30 août 2009

S'oublier

Tu vois Pat, t'es un bon gars. Sans blague, les gens t'aiment. T'es drôle, intelligent, allumé, cultivé, beau bonhomme, tu fais la cuisine, le lavage, le ménage, tu gagnes vraiment à être connu, tsé. Mais tu vois, t'as aussi des méchants défauts. T'as une maudite tête de cochon, t'es obstiné, soupe au lait, t'es incapable de prendre la critique, y a pas moyen de te parler ou de te demander quelque chose sans que tu grimpes dans les rideaux mais surtout, surtout, t'es incapable de te rendre compte qu'y a des gens autour de toi qui existent.

Il existe trois écoles, celle qui parle de soi pour rejoindre les autres, celle qui fait semblant de parler des autres pour ne parler que de soi et celle qui observe, avec le souci de transmettre ce qui est devant soi.

Toi Pat, tu fais souvent partie de la deuxième catégorie. Incapable de t'oublier, tu parles souvent des autres pour mieux te mettre de l'avant. Il serait temps que t'apprennes à t'oublier un peu, pour vrai, sans faux-semblant, avec une vraie grandeur d'âme, parce que t'es pas tout seul ici-bas. Parler des autres parce qu'ils sont intéressants et surtout parce que parler des autres, ce n'est pas menaçant pour toi.

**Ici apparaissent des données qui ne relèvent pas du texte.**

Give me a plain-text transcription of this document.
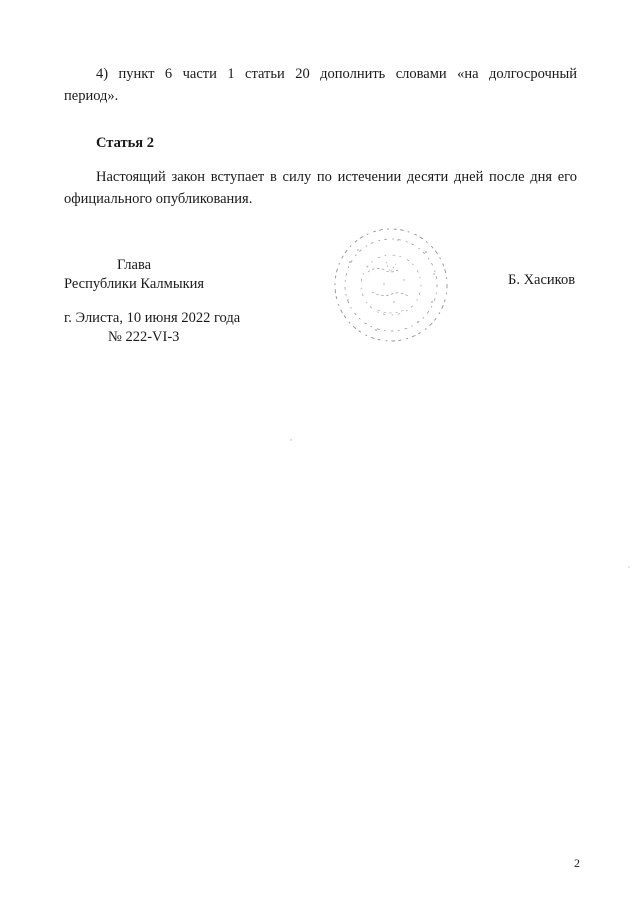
4) пункт 6 части 1 статьи 20 дополнить словами «на долгосрочный период».

Статья 2

Настоящий закон вступает в силу по истечении десяти дней после дня его официального опубликования.

Глава

Республики Калмыкия	Б. Хасиков

г. Элиста, 10 июня 2022 года

№ 222-VI-3

2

Ça nous ferait du bien à tous. Mais ça te ferait surtout beaucoup de bien à toi.

27 août 2009

Lecture digitale

Et je ne parle pas de Louis Braille.

Québécor/Archambault/ADP annonçait en grande pompe hier le lancement de leur tout nouveau site de vente en ligne de livres numériques, jelis.ca (prononcer Je lis et non djèlisse (quoiqu'on dirait que ça fait Jello). Le nouveau portail offre déjà une vingtaine de milliers de titres à télécharger et Québécor se targue d'avoir accouché de la première boutique de livres numériques francophones en Amérique du Nord (difficile d'en être autrement mais bon...)

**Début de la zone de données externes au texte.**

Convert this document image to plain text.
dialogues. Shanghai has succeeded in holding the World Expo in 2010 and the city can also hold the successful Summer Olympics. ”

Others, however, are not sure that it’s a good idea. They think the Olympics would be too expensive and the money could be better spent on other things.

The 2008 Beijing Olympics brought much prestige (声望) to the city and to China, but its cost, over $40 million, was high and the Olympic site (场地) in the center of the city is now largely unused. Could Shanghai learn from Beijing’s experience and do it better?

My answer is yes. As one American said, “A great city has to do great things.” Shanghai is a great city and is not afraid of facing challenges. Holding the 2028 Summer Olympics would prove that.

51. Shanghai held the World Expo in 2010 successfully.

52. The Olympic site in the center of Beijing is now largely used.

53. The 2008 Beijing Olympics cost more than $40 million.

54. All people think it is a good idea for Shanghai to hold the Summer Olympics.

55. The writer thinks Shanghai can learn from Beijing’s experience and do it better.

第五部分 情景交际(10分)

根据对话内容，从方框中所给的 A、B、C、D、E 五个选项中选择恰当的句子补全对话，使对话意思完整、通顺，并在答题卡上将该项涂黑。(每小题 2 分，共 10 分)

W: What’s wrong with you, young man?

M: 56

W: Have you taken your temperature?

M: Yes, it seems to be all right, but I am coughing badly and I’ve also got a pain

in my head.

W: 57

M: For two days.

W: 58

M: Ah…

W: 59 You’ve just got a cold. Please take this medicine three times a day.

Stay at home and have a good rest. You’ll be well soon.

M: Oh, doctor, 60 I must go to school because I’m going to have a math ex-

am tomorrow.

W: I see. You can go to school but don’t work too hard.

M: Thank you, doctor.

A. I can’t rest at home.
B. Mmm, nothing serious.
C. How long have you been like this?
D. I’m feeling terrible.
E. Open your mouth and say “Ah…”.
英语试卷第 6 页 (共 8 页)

Vous connaissez mon avis sur la question des livres numériques. Je ne me répéterai pas encore une fois. Ceux qui l'ignorent, allez voir ici. Mais je m'assagis, je m'ouvre, j'entrevois une possibilité de me faire happer par la vague électronique pour certains types d'ouvrages, les magazines par exemple. Mais quand j'examine le portail de Québécor, je me résonne. Ce n'est certainement pas en me vendant des bouquins numériques à vingt-cinq dollars qu'ils vont obtenir ma conversion! Frère Untel est mieux de sortir la strap parce que je vais résister. Non mais, c'est quoi la joke? Vingt-cinq piastres pour un livre sans papier, sans carton, sans frais d'impression ou de distribution! Come on! Même les producteurs de musique l'ont compris. Qui s'en mettra plein les poches, vous pensez? Les auteurs? Laissez-moi me pisser dessus. Les distributeurs doivent se rouler par terre en gang en riant à gorge déployée en ce moment. Si les bonzes de l'édition veulent que les gens suivent le courant numérique, va falloir qu'ils baissent drastiquement les prix, de l'ordre de 65%, voire 70% ou même 75% du prix ordinairement vendu, sinon y aura pas âme qui suivra.

J'échangeais rapidement sur le sujet avec Marc Desjardins hier qui croit que le salut viendra pour la littérature numérique lorsque le milieu de l'édition réussira à vendre leurs bouquins sur une base de temps limitée, un peu à la façon des prêts des bibliothèques. Sans blague, imaginez pouvoir louer le tout dernier best-seller de Machin Machin pour une période de trois mois pour une somme modique, disons trois dollars. Vous imaginez le succès que connaîtrait un tel système? Mettons que ça donne envie de partir une librairie en ligne demain matin...

26 août 2009

Du piquage d'idées

Voilà, le verdict est tombé. Cinar devra payer la mignonnette somme de 5,2 millions de dollars à Claude Robinson pour cause de plagiat. Après plus de quatorze ans d'un combat qui semblait éternel, la Cour Supérieure a enfin donné raison à l'auteur qui s'était fait voler ses droits.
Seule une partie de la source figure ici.